Let's assume you mean pure strategies, ignore for the moment the fact that the game can end early, and not impose consistency on "transpositions"... i.e., let a player respond to a state differently depending on how it was arrived at. The first player has nine possible first moves, so he has $N_1=9$ pure strategies for his first move. The second player can respond in eight different ways, and the first player has seven possible responses to each of the eight situations he could find himself in on his second move. He can choose these responses independently, so he has $N_2=9\cdot 7^8$ pure strategies for his first two moves.
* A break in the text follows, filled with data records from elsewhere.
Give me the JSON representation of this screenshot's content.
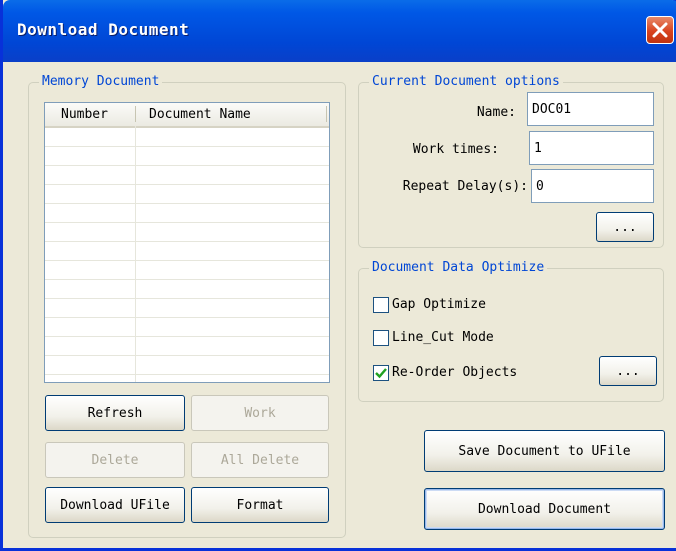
{
  "window": {
    "title": "Download Document"
  },
  "memory_group": {
    "legend": "Memory Document",
    "columns": [
      "Number",
      "Document Name"
    ],
    "rows": [],
    "buttons": {
      "refresh": "Refresh",
      "work": "Work",
      "delete": "Delete",
      "all_delete": "All Delete",
      "download_ufile": "Download UFile",
      "format": "Format"
    }
  },
  "options_group": {
    "legend": "Current Document options",
    "name_label": "Name:",
    "name_value": "DOC01",
    "work_times_label": "Work times:",
    "work_times_value": "1",
    "repeat_delay_label": "Repeat Delay(s):",
    "repeat_delay_value": "0",
    "more_button": "..."
  },
  "optimize_group": {
    "legend": "Document Data Optimize",
    "gap_optimize": {
      "label": "Gap Optimize",
      "checked": false
    },
    "line_cut_mode": {
      "label": "Line_Cut Mode",
      "checked": false
    },
    "re_order_objects": {
      "label": "Re-Order Objects",
      "checked": true
    },
    "more_button": "..."
  },
  "actions": {
    "save_to_ufile": "Save Document to UFile",
    "download_document": "Download Document"
  },
  "colors": {
    "title_bar": "#0054e3",
    "legend_text": "#0046d5",
    "close_button": "#d8431f",
    "dialog_bg": "#ece9d8"
  }
}
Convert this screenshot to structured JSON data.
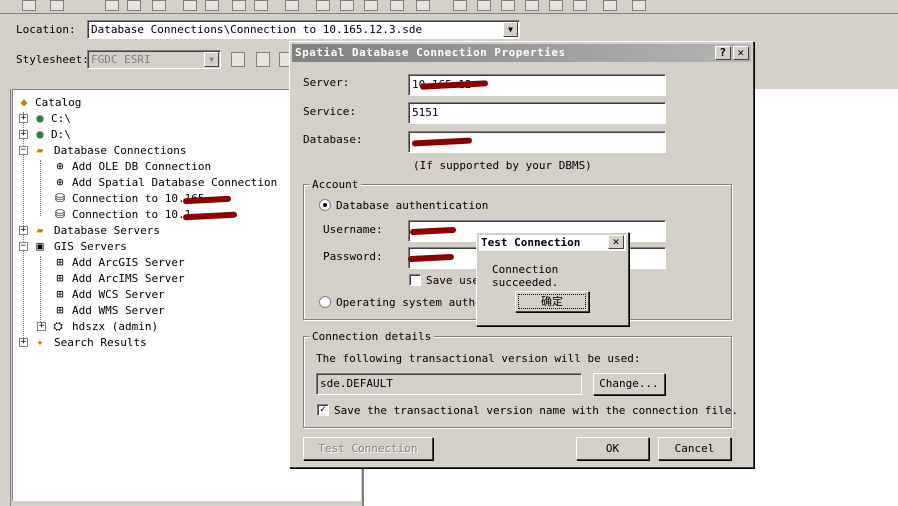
{
  "location": {
    "label": "Location:",
    "value": "Database Connections\\Connection to 10.165.12.3.sde"
  },
  "stylesheet": {
    "label": "Stylesheet:",
    "value": "FGDC ESRI"
  },
  "tree": {
    "root": "Catalog",
    "items": [
      "C:\\",
      "D:\\",
      "Database Connections",
      "Add OLE DB Connection",
      "Add Spatial Database Connection",
      "Connection to 10.165",
      "Connection to 10.1",
      "Database Servers",
      "GIS Servers",
      "Add ArcGIS Server",
      "Add ArcIMS Server",
      "Add WCS Server",
      "Add WMS Server",
      "hdszx (admin)",
      "Search Results"
    ]
  },
  "dialog": {
    "title": "Spatial Database Connection Properties",
    "help": "?",
    "close": "✕",
    "server_label": "Server:",
    "server_value": "10.165.12",
    "service_label": "Service:",
    "service_value": "5151",
    "database_label": "Database:",
    "database_value": "",
    "database_hint": "(If supported by your DBMS)",
    "account": {
      "title": "Account",
      "db_auth": "Database authentication",
      "username_label": "Username:",
      "password_label": "Password:",
      "save_user": "Save use",
      "os_auth": "Operating system authen"
    },
    "details": {
      "title": "Connection details",
      "text": "The following transactional version will be used:",
      "version": "sde.DEFAULT",
      "change": "Change...",
      "save_version": "Save the transactional version name with the connection file."
    },
    "test_button": "Test Connection",
    "ok": "OK",
    "cancel": "Cancel"
  },
  "popup": {
    "title": "Test Connection",
    "close": "✕",
    "message": "Connection succeeded.",
    "ok": "确定"
  }
}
He could find himself in any of $8\cdot 6=48$ situations on his third move, and can respond to each in five different ways, so he has $N_3=9\cdot 7^8 \cdot 5^{8\cdot 6}$ strategies for his first three moves. Continuing, we find
$$
N = 9\cdot 7^8 \cdot 5^{8\cdot 6}\cdot 3^{8\cdot 6\cdot 4}\approx 7.46\times 10^{132}
$$
strategies for the first player for the entire game. The second player, on the other hand, has
$$
N'=8^9 \cdot 6^{9\cdot 7}\cdot 4^{9\cdot 7 \cdot 5}\cdot 2^{9\cdot 7 \cdot 5 \cdot 3}\approx 1.88\times 10^{531}
$$
strategies. Both these numbers are exponentially larger than either the number of positions or the number of games (and would remain so even if consistency were enforced and early endings were handled) but this is as it should be. A strategy, after all, is a map from positions that you might see to moves that you would make in those positions. As such, the number of strategies should be something like a typical branching factor to the power of the number of reachable positions.